Green fingers in the city: urban farming in Amsterdam

Apples growing in an Amsterdam street. Photo:
Apples growing in an Amsterdam street. Photo:

Amsterdam is a crowded city. In between the canal houses and bike racks you may have spotted the occasional flowerbed or tomato pot. But agriculture in the city is thriving and as local gardens bring in their harvests, Molly Quell looks into the state of urban farming.

One especially hot July day, 13 students from as far as Singapore trampled through a garden in Amsterdam Noord. As it was summer holiday, the university students missed the usual gardeners, a group of nine and 10-year-olds from a nearby primary school.

The students were participating in a month-long graduate course called The Urban Food Experience offered by the University of Amsterdam. As part of the course they were touring Voedseltuin IJplein, one of the many community gardens in the city. In fact Amsterdam has 188 registered city gardens, ranging from small community herb gardens to a football pitch full of pigs.


The idea of farming small plots of land isn’t new to the Netherlands. The country distributed its first allotment gardens to working-class families in 1838, so people could grow their own vegetables. Over 6,000 such units in Amsterdam are now used primarily for recreation, but there are still a lot of keen veg growers about.

And not all city veg growers are pensioners either. School gardens are a common part of primary school life in Amsterdam. Parents will tell stories of fobbing off baskets of courgettes onto their neighbours because they did not know what to do with them all. The city has 13 official school gardens registered, but many other schools work together with community gardens to give their pupils a sense of the soil.

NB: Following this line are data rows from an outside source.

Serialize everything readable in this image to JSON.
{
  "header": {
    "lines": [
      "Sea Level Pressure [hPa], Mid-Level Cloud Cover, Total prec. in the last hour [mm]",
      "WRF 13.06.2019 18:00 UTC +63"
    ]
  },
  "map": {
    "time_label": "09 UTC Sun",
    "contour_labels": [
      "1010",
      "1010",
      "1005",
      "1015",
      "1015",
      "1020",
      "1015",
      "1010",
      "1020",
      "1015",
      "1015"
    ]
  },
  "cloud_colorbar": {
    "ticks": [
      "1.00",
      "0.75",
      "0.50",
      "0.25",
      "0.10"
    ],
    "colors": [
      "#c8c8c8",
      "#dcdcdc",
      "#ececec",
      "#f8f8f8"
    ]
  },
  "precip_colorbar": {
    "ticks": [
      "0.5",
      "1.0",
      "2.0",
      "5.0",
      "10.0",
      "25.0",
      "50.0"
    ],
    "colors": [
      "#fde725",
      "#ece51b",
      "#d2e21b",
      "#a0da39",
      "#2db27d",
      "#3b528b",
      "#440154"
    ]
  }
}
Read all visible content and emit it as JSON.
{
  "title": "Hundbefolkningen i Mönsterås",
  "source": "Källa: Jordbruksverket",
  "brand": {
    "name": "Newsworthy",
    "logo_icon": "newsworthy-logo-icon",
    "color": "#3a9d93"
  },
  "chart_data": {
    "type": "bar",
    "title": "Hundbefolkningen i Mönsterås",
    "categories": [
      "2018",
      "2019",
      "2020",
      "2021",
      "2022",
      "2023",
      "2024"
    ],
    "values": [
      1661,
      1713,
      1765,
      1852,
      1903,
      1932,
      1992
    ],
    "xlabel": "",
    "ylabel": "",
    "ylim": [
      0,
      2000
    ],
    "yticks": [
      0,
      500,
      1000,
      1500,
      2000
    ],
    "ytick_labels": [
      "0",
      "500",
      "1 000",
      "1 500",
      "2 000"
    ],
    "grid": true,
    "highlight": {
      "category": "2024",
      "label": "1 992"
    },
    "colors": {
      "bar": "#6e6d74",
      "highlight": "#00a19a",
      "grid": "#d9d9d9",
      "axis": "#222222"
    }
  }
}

Harvesting potatoes in the school gardens. Photo: Bert Verhoeff / HH
Harvesting potatoes in the school gardens. Photo: Bert Verhoeff / HH

Local schools aren’t alone in seeing the value of teaching their students about agriculture. Lynn Shore, who manages a herb garden in the west of the city, also teaches at the British School of Amsterdam. ‘Sometimes I find that it helps to get through to pupils if they have spent some time in the nature, just playing in the dirt,’ she says.

Local restaurants

While school pupils work on the IJplein gardens, the entire space is overseen by a group of volunteers. One-third of the harvest from this particular community garden is given to the volunteers who take care of the space, another third is donated to a food bank and the final third is given to a restaurant which, in turn, offers large discounts to local residents who are economically disadvantaged. The garden produces a wide range of produce, from carrots to kale. It even has fruit trees and bees.

More than producing food, the purpose of many of these gardens is to bring together members of the community. ‘It’s great to be in the city but still be able to get your fingers into the earth,’ said one of the group’s volunteers.

Food security

Courses like The Urban Food Experience have become popular in recent years. According to Jan-Eelco Jansma, a researcher in urban-rural relations at Wageningen University, consumers started to become more and more interested in where their food came from 10 years ago.

Farmers, meanwhile, began to realise that selling their produce locally reduced transportation costs and was thus more economically attractive. As concerns grew about climate change and food security, more and more residents in Amsterdam began to grow their own food.

Urban farming in Amsterdam. Photo: Molly Quell
Urban farming in Amsterdam. Photo: Molly Quell

Regardless of interest, Jansma’s research shows that a city like Amsterdam could only ever grow around 10% of the food it needs. ‘But today Amsterdam is much closer to 0% than 10%,’ he says, so there’s ample room for expansion.

And this is just what the city is trying to encourage. Amsterdam already offers an urban garden subsidy of up to €5,000 and is planning to bring in a second one specifically targeted at community gardens.


The IJplein project relies on both subsidies from the city, grants from foundations and private sponsorship. It was started with an initial grant from Shell. Shore’s herb garden relies mostly on small subsidy support. ‘We have had some money from the city, but mostly for community and neighbourhood activities,’ says Shore.

Meanwhile, the Food Village project aims to be financially viable through sales of its produce. The concept has been put together by Creative Labs and is housed on the grounds of a former refugee centre in Amsterdam North. The pigs themselves were crowdfunded, with each backer getting their return in pork chops and bacon. The Village is more than a garden, with cooking spaces, exhibition areas and a restaurant.

From herb gardens to football pitches of pigs, that empty lot on the corner of your neighbourhood could be filled with a lot more than stray rubbish and weeds.